Wettingen hat ein Problem. Als Wohngemeinde, die weiterhin attraktiv bleiben will, muss die Gartenstadt an der Limmat in den nächsten Jahren grosse Investitionen – insbesondere in Schulbauten – stemmen. Was dazu weitgehend fehlt, ist Eigenkapital. Dieses lässt sich auch mit grosser Budgetdisziplin kaum ansparen – höhere Steuereinnahmen tun not. Den Steuerfuss anheben: Damit sind Gemeinde- und Einwohnerrat in den letzten fünf Jahren jedoch zwei Mal in Volksabstimmungen gescheitert.
Für einen neuen Anlauf im Rahmen des Budgets 2025 beschreitet der Gemeinderat einen neuen Weg. Zusätzliche 3 Steuerprozentpunkte sollen während sieben Jahren ausschliesslich für eine Vorfinanzierung des geplanten Oberstufenzentrums erhoben werden. Vizeammann Markus Maibach zeigte sich in der Einwohnerratssitzung als Finanzvorstand der Gemeinde überzeugt, mit diesem Vorgehen gute Argumente für die obligatorische Volksabstimmung zu haben: «Der Steuerfusserhöhung steht nicht ein Schuldenabbau, sondern eine Investition gegenüber, die für die Bevölkerung einen Mehrwert darstellt.» Generell gegen höhere Steuern sprach sich die SVP aus. Ihrem Sprecher Peter Lütolf fehlt es an einer Garantie, dass die zusätzlichen Einnahmen ausschliesslich dem Schulhausbau zufliessen. «Ich will ein definitives Preisschild für das Oberstufenzentrum und keine Vorfinanzierung», so sein Votum. Seine Partei weise deshalb das Budget zurück.
«Finanzielles Kartenhaus»
Begeisterung über Budget und Finanzplan zeigte im Ratssaal niemand – besonders Markus Zoller namens der Fraktion Mitte/EVP nicht. Im Finanzplan, der Ausgaben, Einnahmen und Schuldenentwicklung der nächsten Jahre prognostiziert, sah er angesichts der vielen Unsicherheiten ein «finanzielles Kartenhaus». Auch mit dem Steuerzuschlag steige die Pro-Kopf-Verschuldung Wettingens bis 2031 von 6000 auf 9500 Franken. Zollers Hauptkritikpunkt: «Nur wenn die Rechnung 2025 ohne Minus schliesst, können die 1,65 Millionen Franken Mehreinnahmen der Vorfinanzierung des Oberstufenzentrums zugeführt werden.»

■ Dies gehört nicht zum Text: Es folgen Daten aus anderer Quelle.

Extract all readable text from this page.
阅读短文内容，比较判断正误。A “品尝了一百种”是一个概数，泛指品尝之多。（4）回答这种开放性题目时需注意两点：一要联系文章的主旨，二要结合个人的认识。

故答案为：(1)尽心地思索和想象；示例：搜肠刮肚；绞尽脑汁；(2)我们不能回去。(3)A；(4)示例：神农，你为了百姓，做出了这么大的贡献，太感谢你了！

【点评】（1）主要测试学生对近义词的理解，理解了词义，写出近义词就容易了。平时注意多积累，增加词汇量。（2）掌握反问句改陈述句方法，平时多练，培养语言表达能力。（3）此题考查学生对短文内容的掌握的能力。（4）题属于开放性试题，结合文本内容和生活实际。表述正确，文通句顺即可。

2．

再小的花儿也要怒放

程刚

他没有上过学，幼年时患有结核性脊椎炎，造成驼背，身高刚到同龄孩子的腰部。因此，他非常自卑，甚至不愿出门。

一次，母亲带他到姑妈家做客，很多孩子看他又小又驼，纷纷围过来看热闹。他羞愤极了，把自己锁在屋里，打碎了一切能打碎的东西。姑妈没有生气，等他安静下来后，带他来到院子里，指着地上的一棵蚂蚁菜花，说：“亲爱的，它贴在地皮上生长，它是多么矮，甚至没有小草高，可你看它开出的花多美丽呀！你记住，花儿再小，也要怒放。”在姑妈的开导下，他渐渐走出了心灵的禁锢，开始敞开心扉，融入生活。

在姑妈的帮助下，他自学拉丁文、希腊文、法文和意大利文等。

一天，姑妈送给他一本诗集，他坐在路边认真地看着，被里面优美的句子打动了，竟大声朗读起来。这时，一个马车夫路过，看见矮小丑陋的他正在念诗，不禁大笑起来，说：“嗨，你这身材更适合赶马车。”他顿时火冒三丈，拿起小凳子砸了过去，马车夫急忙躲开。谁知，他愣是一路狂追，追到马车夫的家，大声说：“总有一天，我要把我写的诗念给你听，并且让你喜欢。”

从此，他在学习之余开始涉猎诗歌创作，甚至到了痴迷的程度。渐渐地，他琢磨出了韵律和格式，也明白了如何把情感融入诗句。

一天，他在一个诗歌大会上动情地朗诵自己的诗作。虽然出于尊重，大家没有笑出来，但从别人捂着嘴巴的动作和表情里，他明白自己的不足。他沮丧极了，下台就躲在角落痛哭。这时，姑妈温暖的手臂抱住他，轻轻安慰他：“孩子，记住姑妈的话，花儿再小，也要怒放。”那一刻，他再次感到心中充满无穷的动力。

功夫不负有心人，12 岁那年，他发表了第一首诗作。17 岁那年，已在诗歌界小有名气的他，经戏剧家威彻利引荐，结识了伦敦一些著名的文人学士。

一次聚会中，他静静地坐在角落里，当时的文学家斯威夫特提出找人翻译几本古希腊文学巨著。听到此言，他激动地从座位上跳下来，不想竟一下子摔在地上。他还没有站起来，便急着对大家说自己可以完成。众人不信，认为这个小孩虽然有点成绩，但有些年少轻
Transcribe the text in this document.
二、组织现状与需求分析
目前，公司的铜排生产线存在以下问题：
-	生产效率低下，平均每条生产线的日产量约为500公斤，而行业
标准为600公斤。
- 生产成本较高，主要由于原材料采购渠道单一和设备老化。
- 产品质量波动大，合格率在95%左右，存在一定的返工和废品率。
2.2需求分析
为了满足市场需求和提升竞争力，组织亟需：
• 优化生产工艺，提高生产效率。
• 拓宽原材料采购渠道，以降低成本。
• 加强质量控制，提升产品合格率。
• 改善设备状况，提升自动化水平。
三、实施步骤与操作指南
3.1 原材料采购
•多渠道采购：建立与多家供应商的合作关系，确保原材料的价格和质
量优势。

Diese Gefahr sah ebenfalls Judith Gähler von der FDP. Aber genau diese Vorschrift mache das Konstrukt der Vorfinanzierung zu einer Schuldenbremse – zwinge die Gemeinde zu Ausgabendisziplin. «Niemand zahlt gern mehr Steuern», stellte Orun Palit (GLP) fest. Begründe man die Erhöhung aber mit einem konkreten Projekt, habe sie in der Volksabstimmung eine gute Chance. «Eine gute Infrastruktur kostet. Wir können die nötigen Investitionen nicht stemmen, ohne Einnahmen zu generieren», sagte Julien Grundisch (SP/Wettigrüen). Eine Steuererhöhung sei zwingend
Wie beurteilt die Finanzkommission (Fiko) die Lage? Deren Präsident Adrian Knaup (SP): «Über die gesamte Finanzplanperiode wird ein durchschnittlicher Selbstfinanzierungsgrad von 56 Prozent ausgewiesen. Das ist klar ungenügend. Um eine höhere Selbstfinanzierung zu erreichen, braucht es weitere Anpassungen
beim Steuerfuss.» Die Fiko sehe jedoch davon ab, die Einnahmenseite zusätzlich zu stärken, sei es mit einer regulären Steuerfusserhöhung oder einer höheren Vorfinanzierung.
1 Prozent mehr Lohn
In der Detailberatung des Budgets stellte die Fraktion SP/Wettigrüen den Antrag, die Lohnsumme für 2025 nicht – wie im Voranschlag vorgesehen – um 1, sondern um 2 Prozent anzuheben. Das lehnte der Rat mit 13 gegen 32 Stimmen ab. In den Schlussabstimmungen befürworteten 39 Einwohnerrätinnen und -räte eine Vorfinanzierung des Oberstufenzentrums, 6 sagten dazu Nein. Für das Budget 2025 mit einer Steuerfusserhöhung von 95 auf 98 Prozent, wovon 3 Prozent für die Vorfinanzierung reserviert sind, gab es 38 Ja- und 7 Nein-Stimmen. Das letzte Wort haben am 24. November die Stimmberechtigten.